As her and her husband’s careers progressed and they started playing in different countries, Zane found out her husband was having affairs. Because of her low self esteem that had been conditioned in to her by her father, she felt the affairs were her fault. “I was always looking for the fault in me”. Her relationship with her husband was becoming like the relationship with her father, being bullied and criticised and always feeling she was the one in the wrong. “I was trying my best (in her marriage), until there was a point where I couldn’t move on”. Eventually her and her husband agreed to divorce and although she knew it was the right thing to do, it was a very painful time for her. “I could feel my heart was broken”.
It was after her divorce that Zane found her teenage list with her ten wildest dreams on. Although she had achieved 90% of them, even down to the specific detail of owning a BMW, what she realised is how you appear to the outside world doesn’t make any difference if you are not happy within. Re-reading her teenage list she still felt in the same miserable place as she had before.

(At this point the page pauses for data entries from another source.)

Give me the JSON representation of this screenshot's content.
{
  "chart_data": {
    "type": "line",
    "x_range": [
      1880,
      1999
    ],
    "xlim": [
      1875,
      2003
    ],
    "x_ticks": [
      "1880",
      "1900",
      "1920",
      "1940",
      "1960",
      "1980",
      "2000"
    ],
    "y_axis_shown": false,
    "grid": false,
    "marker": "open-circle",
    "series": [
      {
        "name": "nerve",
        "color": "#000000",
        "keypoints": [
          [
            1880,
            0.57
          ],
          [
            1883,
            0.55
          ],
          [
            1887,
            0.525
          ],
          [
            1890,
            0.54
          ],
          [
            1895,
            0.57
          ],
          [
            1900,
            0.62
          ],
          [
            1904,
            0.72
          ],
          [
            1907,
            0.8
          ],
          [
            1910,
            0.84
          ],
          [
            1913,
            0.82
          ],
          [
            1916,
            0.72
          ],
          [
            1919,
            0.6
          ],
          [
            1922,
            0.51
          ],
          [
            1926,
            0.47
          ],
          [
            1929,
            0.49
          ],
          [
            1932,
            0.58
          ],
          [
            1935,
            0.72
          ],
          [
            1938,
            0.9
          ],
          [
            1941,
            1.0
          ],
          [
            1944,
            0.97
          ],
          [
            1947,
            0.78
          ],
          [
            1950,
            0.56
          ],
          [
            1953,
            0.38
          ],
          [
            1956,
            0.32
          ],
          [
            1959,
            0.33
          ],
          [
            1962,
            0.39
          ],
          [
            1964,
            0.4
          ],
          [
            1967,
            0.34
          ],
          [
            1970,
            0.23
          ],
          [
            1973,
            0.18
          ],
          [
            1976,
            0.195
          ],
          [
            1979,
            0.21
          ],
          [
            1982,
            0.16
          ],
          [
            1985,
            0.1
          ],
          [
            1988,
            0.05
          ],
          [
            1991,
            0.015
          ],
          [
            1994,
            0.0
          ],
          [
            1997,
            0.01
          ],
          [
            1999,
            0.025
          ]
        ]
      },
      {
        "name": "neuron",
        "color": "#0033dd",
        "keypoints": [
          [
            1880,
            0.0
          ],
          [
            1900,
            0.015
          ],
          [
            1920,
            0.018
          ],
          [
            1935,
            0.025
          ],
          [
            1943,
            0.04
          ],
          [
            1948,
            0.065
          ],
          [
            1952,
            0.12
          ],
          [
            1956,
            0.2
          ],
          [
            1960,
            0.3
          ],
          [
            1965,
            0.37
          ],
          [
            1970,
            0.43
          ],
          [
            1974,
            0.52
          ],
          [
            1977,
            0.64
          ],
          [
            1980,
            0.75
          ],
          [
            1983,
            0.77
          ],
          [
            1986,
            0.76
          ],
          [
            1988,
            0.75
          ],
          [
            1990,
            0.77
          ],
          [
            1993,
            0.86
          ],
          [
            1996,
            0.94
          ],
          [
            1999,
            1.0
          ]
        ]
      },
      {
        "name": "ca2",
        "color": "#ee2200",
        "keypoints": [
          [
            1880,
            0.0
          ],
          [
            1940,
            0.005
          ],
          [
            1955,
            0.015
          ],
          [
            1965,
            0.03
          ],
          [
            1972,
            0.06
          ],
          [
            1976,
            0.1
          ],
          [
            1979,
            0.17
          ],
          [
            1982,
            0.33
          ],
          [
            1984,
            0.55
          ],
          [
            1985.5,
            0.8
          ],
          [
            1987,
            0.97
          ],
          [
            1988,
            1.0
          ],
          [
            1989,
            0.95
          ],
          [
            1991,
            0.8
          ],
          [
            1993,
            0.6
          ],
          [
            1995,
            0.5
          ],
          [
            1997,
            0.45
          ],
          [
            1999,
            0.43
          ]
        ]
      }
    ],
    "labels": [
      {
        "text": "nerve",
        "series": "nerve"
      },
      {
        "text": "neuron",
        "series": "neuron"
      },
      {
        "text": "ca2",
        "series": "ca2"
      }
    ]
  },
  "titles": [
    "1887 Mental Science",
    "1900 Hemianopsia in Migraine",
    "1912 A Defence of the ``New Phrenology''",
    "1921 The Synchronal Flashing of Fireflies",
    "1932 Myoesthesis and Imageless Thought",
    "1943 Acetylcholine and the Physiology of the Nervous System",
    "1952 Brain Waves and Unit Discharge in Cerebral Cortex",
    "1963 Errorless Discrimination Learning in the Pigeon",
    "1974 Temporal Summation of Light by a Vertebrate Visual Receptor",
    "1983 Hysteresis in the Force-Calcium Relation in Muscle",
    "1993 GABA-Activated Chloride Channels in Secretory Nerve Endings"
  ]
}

“Don’t believe everything you think”.
Coming to the Buddhist monastery with some friends, Zane felt for the first time in her life that she was in the right place. She felt the Buddhist philosophy was exactly how she wanted to live her life. It was “very close to my heart, even though I had nothing to do with Buddhism before”. She didn’t have to worry about what other people thought, a concern that had been conditioned in her since childhood. And she realised she didn’t need other people’s approval to feel good about herself. Although the experience with her ex-husband was very painful, she feels it was one of her biggest lessons in life. It opened her eyes to her childhood conditioning. She needed to break the cycle of self criticism and low self esteem. As one of the monks told her, “don’t believe everything you think”.